Exhausted, I finally found my way to a stump in a sheltered hollow and sat. I tried to explain to my friend that it really was sacred and pristine, and I did not know how or what it had become.
As good friends do, he offered comfort, telling me that he sensed that it was once sacred, indeed.
It was time to surrender, a time to remember the value in what Jung referred to as the Shadow. If we are to become whole, we must follow the broken path. We have an opportunity to trust in ourselves, walk within our fear, anger, grief, and bewilderment—a descent into the places we would not otherwise dream of going.
This wandering summoned a surge of hopelessness. Disillusionment waited in the wings. For what will rise up from the debris and the broken forest is rebirth, new life. Once the worth of what is lost is realized, we can consider the remains. But we must know the weight of the fragments that we gather before releasing or rebuilding.
Seeing this beaver just days after the hike, was a glimmer of unexpected possibilities and joy. After deciding to welcome my new neighbor, I set out to learn all that I could. I read books and looked up everything beaver.
Each morning, I walked to the edge of the pond and marveled at it. What a beautiful, yet misunderstood, being. We took certain precautions to protect fruit and other trees. I never knew much about these creatures, and I was impressed by what I had learned.
About three weeks passed, and the beaver was busy making a home and damming various areas of the streams and pond. I watched him from a safe distance, not that I felt threatened, but respecting its boundaries.
Then, the re-construction project of my studio—near the pond—began. There were hammers, table saws, and many other loud types of machinery running day after day. That is when Willow left. I continued to look for him, but he never returned. I read that they don't like noise. I hoped that after the construction ended, he would return. But he did not.

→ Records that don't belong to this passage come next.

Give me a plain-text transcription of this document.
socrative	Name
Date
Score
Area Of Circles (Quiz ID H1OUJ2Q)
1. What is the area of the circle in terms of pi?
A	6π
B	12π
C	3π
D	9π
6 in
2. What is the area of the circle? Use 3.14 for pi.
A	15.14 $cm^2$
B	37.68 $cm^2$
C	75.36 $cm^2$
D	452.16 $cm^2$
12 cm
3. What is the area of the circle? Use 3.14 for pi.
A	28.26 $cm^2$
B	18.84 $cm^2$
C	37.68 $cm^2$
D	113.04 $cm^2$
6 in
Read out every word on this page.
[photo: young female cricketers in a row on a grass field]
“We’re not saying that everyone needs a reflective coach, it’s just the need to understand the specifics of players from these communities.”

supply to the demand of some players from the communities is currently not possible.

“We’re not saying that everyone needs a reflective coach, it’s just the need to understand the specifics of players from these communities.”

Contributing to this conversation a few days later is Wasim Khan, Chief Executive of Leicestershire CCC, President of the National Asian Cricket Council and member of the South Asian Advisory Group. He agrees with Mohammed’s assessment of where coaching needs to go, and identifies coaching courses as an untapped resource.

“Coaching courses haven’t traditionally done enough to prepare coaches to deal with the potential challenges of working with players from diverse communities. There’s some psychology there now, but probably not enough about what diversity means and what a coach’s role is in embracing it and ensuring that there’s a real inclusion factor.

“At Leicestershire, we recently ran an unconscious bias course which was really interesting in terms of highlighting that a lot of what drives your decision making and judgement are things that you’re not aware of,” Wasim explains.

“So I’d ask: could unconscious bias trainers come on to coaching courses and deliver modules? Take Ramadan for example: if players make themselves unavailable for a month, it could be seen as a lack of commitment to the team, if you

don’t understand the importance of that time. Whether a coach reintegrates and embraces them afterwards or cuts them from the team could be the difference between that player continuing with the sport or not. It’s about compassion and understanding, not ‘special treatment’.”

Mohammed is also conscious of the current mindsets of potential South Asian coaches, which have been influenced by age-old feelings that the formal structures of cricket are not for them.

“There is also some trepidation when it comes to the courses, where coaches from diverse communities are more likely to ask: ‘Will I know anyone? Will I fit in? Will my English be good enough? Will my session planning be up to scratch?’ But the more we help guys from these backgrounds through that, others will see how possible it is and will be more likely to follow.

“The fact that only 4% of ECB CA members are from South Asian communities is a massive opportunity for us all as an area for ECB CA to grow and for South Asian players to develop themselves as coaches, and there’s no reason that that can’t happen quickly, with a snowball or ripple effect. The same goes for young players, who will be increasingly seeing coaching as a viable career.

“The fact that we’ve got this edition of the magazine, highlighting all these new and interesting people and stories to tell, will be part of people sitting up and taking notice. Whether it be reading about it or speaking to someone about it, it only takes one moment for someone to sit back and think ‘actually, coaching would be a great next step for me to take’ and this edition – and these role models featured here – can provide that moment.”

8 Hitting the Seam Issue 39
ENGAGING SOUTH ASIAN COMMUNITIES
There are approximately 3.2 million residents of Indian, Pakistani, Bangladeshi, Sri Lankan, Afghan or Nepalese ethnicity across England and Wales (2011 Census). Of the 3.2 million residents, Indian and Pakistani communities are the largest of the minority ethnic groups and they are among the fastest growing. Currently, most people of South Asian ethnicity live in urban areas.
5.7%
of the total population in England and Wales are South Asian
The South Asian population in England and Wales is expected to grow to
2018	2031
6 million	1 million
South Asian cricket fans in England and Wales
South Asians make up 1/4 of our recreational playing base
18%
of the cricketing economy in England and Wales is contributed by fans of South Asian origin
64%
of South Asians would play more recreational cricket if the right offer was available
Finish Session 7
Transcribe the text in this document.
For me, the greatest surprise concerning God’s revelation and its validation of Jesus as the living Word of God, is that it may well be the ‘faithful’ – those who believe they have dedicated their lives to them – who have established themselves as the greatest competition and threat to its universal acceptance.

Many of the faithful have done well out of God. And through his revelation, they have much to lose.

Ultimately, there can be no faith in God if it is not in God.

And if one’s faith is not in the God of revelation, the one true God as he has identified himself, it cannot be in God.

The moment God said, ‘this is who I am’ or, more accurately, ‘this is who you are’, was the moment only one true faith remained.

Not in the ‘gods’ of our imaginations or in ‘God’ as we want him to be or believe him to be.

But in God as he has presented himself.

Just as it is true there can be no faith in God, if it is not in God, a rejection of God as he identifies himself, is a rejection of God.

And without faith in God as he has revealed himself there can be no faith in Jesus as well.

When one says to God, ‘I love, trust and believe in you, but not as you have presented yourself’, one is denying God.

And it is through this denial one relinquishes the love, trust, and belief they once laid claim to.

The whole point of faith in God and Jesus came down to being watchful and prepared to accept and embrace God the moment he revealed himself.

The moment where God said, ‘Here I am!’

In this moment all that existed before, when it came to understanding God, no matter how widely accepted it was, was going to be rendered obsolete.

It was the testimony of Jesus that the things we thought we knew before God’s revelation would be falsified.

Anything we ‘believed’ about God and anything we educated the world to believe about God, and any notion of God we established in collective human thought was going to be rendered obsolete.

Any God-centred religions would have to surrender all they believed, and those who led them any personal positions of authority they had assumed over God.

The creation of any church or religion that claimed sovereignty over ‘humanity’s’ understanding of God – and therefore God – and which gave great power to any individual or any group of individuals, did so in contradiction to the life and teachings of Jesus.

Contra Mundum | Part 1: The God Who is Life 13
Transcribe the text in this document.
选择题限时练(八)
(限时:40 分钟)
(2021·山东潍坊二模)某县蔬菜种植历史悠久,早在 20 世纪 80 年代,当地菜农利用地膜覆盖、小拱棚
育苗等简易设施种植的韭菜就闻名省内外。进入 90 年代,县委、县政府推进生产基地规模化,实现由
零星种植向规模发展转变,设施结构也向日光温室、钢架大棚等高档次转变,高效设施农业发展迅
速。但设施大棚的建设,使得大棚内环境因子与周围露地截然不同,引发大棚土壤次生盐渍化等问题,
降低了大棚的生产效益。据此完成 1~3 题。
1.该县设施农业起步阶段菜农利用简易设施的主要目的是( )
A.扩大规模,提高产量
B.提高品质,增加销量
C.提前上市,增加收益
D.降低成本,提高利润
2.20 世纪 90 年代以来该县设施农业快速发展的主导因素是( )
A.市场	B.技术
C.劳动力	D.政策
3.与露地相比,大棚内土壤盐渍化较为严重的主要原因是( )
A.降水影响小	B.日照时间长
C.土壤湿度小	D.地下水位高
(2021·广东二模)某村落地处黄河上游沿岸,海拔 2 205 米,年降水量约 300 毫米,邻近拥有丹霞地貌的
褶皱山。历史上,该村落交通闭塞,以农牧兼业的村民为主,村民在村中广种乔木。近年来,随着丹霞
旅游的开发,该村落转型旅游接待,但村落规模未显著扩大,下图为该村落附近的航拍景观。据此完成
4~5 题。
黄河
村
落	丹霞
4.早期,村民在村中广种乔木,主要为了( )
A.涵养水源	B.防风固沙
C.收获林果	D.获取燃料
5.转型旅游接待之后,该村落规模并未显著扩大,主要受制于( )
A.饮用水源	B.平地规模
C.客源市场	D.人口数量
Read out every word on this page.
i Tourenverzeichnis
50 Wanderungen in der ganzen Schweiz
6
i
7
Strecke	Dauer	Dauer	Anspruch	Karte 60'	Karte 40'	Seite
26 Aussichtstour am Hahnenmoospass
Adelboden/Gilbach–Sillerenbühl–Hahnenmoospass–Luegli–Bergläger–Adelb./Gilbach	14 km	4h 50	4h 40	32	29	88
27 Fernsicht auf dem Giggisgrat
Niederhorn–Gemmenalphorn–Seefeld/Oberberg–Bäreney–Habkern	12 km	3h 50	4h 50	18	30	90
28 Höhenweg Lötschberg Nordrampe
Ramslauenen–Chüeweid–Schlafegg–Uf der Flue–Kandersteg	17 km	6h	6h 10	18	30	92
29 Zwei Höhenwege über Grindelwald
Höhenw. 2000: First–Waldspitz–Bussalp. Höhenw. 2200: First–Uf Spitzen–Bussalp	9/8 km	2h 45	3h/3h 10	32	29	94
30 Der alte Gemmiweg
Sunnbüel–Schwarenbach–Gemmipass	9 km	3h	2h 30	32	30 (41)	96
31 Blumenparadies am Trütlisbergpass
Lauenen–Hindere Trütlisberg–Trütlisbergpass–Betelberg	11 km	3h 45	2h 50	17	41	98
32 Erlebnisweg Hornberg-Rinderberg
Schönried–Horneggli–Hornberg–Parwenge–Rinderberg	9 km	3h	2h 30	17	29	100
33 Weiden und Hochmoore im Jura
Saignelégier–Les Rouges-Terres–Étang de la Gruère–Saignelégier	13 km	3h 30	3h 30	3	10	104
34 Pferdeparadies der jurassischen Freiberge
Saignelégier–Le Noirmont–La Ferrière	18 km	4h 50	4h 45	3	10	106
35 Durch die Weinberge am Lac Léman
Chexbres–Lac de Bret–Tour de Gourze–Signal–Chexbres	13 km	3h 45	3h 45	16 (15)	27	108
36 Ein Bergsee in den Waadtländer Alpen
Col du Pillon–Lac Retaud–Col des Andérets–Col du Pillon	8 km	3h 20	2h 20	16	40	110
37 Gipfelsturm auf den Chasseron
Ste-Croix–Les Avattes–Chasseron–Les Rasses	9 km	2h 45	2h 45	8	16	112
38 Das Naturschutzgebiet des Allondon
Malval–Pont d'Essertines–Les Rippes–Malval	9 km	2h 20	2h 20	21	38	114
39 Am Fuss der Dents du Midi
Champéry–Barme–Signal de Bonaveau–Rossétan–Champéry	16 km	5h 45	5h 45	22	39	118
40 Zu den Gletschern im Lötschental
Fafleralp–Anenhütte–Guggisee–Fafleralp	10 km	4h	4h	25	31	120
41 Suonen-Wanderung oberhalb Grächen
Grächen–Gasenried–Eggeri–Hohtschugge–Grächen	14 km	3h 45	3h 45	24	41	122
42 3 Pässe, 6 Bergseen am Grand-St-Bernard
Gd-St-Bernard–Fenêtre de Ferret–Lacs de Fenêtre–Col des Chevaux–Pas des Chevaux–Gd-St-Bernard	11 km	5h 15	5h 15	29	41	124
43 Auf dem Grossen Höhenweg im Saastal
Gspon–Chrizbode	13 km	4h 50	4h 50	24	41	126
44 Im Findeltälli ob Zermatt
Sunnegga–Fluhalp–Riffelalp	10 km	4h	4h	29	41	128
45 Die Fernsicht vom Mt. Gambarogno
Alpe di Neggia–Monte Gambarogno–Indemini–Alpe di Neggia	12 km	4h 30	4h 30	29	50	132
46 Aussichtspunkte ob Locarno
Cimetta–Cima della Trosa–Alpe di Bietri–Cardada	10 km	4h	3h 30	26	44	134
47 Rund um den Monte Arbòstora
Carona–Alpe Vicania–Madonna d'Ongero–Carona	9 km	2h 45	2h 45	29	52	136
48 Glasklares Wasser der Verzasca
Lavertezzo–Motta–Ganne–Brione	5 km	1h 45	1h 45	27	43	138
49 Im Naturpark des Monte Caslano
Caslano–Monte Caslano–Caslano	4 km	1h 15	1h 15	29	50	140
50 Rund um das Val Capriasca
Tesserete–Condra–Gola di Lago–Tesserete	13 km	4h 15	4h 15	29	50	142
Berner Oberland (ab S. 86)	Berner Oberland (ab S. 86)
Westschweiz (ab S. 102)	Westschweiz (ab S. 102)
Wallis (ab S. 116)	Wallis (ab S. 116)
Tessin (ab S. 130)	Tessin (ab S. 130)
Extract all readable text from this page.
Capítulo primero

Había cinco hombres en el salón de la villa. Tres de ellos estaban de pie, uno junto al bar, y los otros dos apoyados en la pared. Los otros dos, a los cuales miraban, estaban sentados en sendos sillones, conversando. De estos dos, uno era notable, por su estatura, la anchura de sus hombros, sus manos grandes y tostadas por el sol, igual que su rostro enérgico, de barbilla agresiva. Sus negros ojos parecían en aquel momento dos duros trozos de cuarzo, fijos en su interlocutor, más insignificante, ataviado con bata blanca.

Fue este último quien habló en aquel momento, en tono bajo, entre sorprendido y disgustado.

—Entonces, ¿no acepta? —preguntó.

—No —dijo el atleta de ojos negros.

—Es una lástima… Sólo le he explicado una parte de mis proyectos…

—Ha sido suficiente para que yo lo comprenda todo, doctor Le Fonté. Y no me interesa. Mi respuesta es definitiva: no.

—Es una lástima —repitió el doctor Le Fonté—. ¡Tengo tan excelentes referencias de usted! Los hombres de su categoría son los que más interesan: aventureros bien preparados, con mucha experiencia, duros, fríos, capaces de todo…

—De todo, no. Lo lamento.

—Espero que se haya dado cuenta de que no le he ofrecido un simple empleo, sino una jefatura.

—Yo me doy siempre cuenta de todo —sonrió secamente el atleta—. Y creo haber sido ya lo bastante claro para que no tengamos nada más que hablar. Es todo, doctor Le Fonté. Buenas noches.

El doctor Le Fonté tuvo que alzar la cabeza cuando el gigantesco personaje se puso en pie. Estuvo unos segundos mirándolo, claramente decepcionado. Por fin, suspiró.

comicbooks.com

I am grateful for Willow’s brief stay. I was able to learn so much about beavers that I may never have discovered. I felt appreciation and openness towards them and the other animals that have had their habitats destroyed by deforestation and other human activity. I stepped into my role as one who honors and tends to the land and creatures that inhabit it.
Should another beaver take up residence, I am prepared. Most of the stories that people tell about them are myths. Once again, we have failed to comprehend the value of other creatures that inhabit the earth as we do. Willow is so much more than a hat.